The role of haem in plant signalling and regulation

Haem is an organo-transition metal compound containing iron (Fe) at the centre of a porphyrin macrocycle. Haem is pivotal for the functional activity of a large number of proteins: the globins, which bind small gas molecules, such as O2, for transport and storage; the cytochromes, which are important for the movement of electrons and redox chemistry; and the peroxidases, where the Fe centre in haem is the site of substrate binding in the enzymes. However, more proteins are being identified that do not require haem for their functional activity, but whose behaviour is modulated by interacting with haem. In this case, haem is acting as either a signalling or a regulatory molecule.
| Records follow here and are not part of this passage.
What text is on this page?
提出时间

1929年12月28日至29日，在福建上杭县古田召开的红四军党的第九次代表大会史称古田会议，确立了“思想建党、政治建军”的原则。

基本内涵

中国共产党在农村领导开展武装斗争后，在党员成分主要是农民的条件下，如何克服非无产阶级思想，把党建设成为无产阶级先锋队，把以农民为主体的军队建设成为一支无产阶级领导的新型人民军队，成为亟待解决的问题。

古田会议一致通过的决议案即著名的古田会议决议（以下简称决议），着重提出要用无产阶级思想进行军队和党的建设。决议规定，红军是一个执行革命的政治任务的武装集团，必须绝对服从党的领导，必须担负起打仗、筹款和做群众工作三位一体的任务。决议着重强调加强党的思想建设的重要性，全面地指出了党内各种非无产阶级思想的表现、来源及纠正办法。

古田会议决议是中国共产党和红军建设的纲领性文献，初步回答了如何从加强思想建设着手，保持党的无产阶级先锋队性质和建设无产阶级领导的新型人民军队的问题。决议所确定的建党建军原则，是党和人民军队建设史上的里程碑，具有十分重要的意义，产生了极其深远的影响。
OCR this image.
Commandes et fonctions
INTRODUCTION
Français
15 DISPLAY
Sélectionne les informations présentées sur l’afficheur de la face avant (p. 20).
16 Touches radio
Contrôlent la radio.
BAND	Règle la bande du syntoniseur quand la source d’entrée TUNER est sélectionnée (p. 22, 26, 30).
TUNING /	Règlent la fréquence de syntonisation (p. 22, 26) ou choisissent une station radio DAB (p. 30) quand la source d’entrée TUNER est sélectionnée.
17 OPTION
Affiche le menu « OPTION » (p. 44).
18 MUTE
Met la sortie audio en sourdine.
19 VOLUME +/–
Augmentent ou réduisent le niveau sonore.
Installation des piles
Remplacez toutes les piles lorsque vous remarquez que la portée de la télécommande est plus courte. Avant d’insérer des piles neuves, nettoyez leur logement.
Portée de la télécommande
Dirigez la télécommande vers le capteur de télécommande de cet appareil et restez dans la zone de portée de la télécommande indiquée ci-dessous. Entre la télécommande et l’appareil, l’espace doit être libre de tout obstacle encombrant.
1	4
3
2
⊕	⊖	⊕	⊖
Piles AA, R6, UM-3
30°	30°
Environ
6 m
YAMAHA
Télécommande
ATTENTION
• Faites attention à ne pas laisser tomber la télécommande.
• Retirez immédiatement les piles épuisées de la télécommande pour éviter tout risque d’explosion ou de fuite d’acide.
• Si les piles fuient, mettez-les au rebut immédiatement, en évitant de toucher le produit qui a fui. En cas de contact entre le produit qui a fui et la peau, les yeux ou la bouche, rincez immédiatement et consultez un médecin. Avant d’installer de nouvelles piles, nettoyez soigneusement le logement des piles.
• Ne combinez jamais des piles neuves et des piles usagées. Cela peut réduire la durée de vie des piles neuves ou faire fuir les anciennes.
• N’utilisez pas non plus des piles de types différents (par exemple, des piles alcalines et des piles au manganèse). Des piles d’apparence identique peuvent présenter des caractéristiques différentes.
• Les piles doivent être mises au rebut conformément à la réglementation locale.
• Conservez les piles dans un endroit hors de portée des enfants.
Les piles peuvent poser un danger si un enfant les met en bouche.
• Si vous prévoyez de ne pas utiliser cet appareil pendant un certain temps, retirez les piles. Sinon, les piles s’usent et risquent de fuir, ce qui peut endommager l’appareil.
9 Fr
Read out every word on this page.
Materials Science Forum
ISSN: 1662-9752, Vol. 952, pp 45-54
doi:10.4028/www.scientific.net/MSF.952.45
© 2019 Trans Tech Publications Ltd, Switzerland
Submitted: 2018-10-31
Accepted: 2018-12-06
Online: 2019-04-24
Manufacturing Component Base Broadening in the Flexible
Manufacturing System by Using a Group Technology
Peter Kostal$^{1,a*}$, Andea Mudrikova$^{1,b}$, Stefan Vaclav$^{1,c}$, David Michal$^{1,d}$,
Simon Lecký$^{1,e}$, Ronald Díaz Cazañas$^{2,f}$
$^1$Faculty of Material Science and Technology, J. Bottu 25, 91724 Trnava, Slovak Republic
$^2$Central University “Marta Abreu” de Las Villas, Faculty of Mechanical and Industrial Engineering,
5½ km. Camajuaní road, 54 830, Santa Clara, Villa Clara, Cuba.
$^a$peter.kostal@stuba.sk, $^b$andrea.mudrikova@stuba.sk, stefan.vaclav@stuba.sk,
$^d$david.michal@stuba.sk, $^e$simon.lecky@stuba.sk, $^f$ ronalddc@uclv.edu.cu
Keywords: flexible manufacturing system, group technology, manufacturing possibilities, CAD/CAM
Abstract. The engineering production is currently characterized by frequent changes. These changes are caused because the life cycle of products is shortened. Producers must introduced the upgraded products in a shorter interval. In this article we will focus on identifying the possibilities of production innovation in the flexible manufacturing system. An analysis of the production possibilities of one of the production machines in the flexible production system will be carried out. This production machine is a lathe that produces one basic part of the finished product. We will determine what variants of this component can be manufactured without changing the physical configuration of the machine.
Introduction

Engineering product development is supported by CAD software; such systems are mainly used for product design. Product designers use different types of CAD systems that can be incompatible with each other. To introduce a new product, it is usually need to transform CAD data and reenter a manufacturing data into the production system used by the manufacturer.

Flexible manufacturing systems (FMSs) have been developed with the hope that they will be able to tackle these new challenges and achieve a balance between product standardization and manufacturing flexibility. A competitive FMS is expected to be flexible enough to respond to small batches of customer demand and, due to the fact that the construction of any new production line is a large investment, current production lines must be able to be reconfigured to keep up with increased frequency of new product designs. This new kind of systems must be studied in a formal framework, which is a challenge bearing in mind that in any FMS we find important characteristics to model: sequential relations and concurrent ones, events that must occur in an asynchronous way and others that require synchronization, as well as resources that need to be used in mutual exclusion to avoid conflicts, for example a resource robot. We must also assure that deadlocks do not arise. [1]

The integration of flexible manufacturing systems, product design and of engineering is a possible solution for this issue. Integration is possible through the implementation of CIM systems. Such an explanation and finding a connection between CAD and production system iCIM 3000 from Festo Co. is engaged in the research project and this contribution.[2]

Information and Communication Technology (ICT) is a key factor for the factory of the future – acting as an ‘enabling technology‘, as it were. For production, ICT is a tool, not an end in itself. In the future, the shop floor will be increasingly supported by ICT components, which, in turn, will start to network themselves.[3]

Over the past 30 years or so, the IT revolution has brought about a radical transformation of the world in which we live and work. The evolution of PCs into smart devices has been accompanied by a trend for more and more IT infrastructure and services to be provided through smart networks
For example, haem binding to certain transcription factors can modulate the affinity of protein binding to enhancer sites on DNA, and thus control gene transcription. Haem binding to the proteins involved in circadian timing is a likely explanation for the observation of dysregulation of rhythmicity in the presence of an excesses of intracellular haem. In this research, the genetically-encoded fluorescent sensor will be deployed for the first time in plants to measure intracellular haem. We will probe changes in haem levels in response to either different environment cues, the circadian time, or stress in plants. There has already been reports about the role of haem in retrograde signalling, which has been linked to a specific interaction of haem with the protein, GUN1, and we will also be designing a new sensor to probe haem binding to this protein in plant cells. This approach has the potential to provide novel insight into a range of plant cellular processes, such as plant biotic and abiotic stress responses, impacting on both food and nutritional security.